The devil is in the details. Twenty-five million Europeans died from the bubonic plague, the “Black Death,” in the Middle Ages. The European outbreaks have been traced to a single Italian merchant ship that picked up goods from China during an outbreak there; it was unknown in Europe beforehand. Mighty Athens fell to the same plague centuries earlier, when its citizens crowded together in the city during a Spartan siege. What triggered these outbreaks? Fleas, which transmitted the plague from rat hosts to humans.
We now have computer systems reaching around the globe, spreading themselves farther and thinner (as in cell phones, and other handhelds). Is there some small detail that could bring them crashing down?

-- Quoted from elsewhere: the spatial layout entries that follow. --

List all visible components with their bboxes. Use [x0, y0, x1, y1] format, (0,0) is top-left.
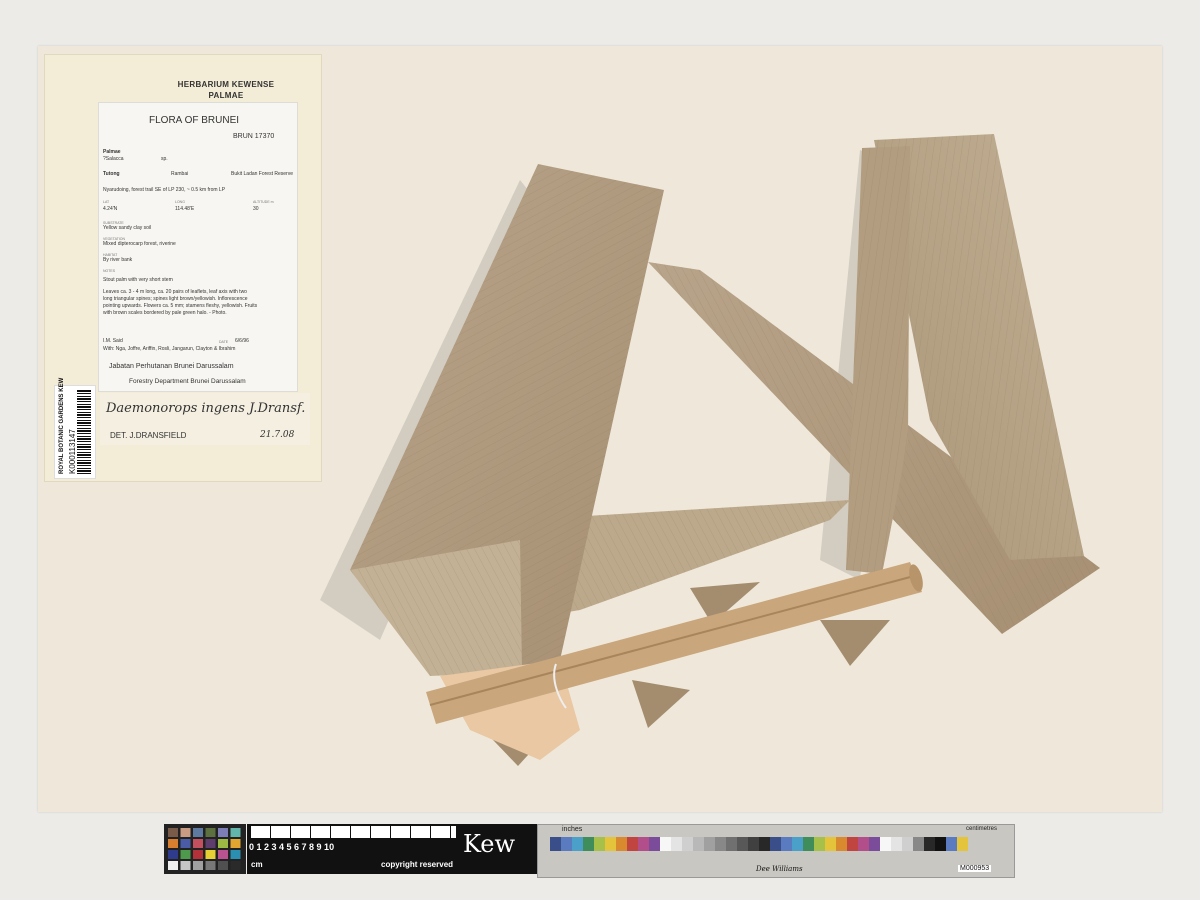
color-chart: [164, 824, 246, 874]
greyscale-patch: [781, 837, 792, 851]
greyscale-patch: [693, 837, 704, 851]
color-patch: [180, 850, 191, 859]
greyscale-patch: [550, 837, 561, 851]
color-patch: [193, 828, 203, 837]
color-patch: [180, 839, 191, 848]
color-patches: [168, 828, 241, 870]
greyscale-patch: [814, 837, 825, 851]
greyscale-patch: [957, 837, 968, 851]
ruler-unit: cm: [251, 860, 263, 869]
greyscale-patch: [880, 837, 891, 851]
color-patch: [230, 850, 241, 859]
greyscale-patch: [803, 837, 814, 851]
greyscale-patch: [913, 837, 924, 851]
color-patch: [205, 839, 216, 848]
greyscale-patch: [836, 837, 847, 851]
greyscale-patch: [605, 837, 616, 851]
greyscale-patch: [792, 837, 803, 851]
greyscale-patch: [627, 837, 638, 851]
card-code: M000953: [958, 865, 992, 872]
color-patch: [180, 861, 191, 870]
color-patch: [218, 828, 228, 837]
color-patch: [218, 839, 228, 848]
greyscale-patch: [737, 837, 748, 851]
maker-label: Dee Williams: [756, 865, 803, 873]
greyscale-patches: [550, 837, 968, 851]
cm-ruler: 0 1 2 3 4 5 6 7 8 9 10 cm copyright rese…: [247, 824, 537, 874]
ruler-ticks: [251, 826, 456, 838]
ruler-numbers: 0 1 2 3 4 5 6 7 8 9 10: [249, 842, 335, 852]
greyscale-patch: [660, 837, 671, 851]
greyscale-patch: [572, 837, 583, 851]
copyright-text: copyright reserved: [381, 860, 454, 869]
greyscale-patch: [561, 837, 572, 851]
greyscale-patch: [770, 837, 781, 851]
color-patch: [168, 828, 178, 837]
color-patch: [168, 861, 178, 870]
greyscale-patch: [858, 837, 869, 851]
color-patch: [205, 828, 216, 837]
color-patch: [218, 861, 228, 870]
greyscale-card: inches centimetres Dee Williams M000953: [537, 824, 1015, 878]
kew-logo: Kew: [463, 830, 516, 858]
greyscale-patch: [891, 837, 902, 851]
greyscale-patch: [902, 837, 913, 851]
leaflet-left-folded: [350, 164, 664, 676]
greyscale-patch: [682, 837, 693, 851]
greyscale-patch: [869, 837, 880, 851]
color-patch: [168, 839, 178, 848]
greyscale-patch: [759, 837, 770, 851]
greyscale-patch: [715, 837, 726, 851]
greyscale-patch: [638, 837, 649, 851]
specimen-illustration: [320, 134, 1100, 766]
greyscale-patch: [946, 837, 957, 851]
greyscale-patch: [847, 837, 858, 851]
color-patch: [193, 850, 203, 859]
greyscale-patch: [671, 837, 682, 851]
greyscale-patch: [825, 837, 836, 851]
greyscale-patch: [924, 837, 935, 851]
inches-label: inches: [562, 826, 583, 833]
color-patch: [230, 828, 241, 837]
color-patch: [193, 839, 203, 848]
color-patch: [168, 850, 178, 859]
greyscale-patch: [594, 837, 605, 851]
greyscale-patch: [935, 837, 946, 851]
color-patch: [205, 850, 216, 859]
color-patch: [218, 850, 228, 859]
greyscale-patch: [726, 837, 737, 851]
color-patch: [230, 861, 241, 870]
greyscale-patch: [649, 837, 660, 851]
greyscale-patch: [704, 837, 715, 851]
color-patch: [205, 861, 216, 870]
greyscale-patch: [616, 837, 627, 851]
greyscale-patch: [748, 837, 759, 851]
color-patch: [180, 828, 191, 837]
color-patch: [193, 861, 203, 870]
greyscale-patch: [583, 837, 594, 851]
color-patch: [230, 839, 241, 848]
centimetres-label: centimetres: [966, 826, 998, 832]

The integrity of every transactional system, whether it’s a small database, or the largest business-to-business (B2B) network, depends on clocks. If the order of transactions cannot be determined, a transactional system can’t function. Imagine transactions being sent to a bank account. They can produce very different real-world results if you vary the order in which you apply them. Synchronized clocks are the heartbeat of distributed systems.
This paper was published in the Proceedings of the 14th Annual ACM Symposium on Principles of Distributed Computing, in August 1995, as “Self-stabilizing clock synchronization with Byzantine faults.” I could only find a one-page summary when I looked it up in the ACM Digital Library today, but I used the entire paper a few years ago to design some middleware.

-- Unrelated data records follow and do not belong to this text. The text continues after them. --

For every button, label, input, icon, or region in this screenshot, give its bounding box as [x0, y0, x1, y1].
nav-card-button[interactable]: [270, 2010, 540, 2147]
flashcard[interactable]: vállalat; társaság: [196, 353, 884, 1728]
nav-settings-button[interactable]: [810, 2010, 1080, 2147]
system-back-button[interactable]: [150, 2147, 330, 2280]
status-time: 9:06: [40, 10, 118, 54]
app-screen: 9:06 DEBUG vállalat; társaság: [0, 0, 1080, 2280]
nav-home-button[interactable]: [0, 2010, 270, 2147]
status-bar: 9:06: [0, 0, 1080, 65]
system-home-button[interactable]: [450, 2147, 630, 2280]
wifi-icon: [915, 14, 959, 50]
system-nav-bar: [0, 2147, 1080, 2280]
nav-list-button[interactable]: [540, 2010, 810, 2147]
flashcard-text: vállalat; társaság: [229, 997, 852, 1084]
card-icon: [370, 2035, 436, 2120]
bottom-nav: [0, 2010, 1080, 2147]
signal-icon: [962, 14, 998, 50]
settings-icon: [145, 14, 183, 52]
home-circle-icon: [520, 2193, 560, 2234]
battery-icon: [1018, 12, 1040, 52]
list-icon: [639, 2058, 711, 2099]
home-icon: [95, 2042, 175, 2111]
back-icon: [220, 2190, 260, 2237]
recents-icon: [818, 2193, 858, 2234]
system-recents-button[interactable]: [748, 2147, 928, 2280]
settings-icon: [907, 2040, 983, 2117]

Dolev and Welch build on the work of Lamport and Melliar-Smith [1]. They make several distinct contributions. First, they expand the robustness of the recovery protocol, to function with up to one-third of the processors known or suspected to be faulty. Two, they also remove the specification of unbounded clocks that was present in previous work, which makes their protocols usable on real-world systems. Third, they make the protocol self-stabilizing, so that no initial state has to be globally asserted, and to allow resynchronization (recovery) after transient faults, like more than a third of the processors becoming temporarily faulty. Finally, they present two protocols, one of which is dependent on a shared pulse.
The article is 19 pages long, very readable, and, as mentioned above, was used to create real software.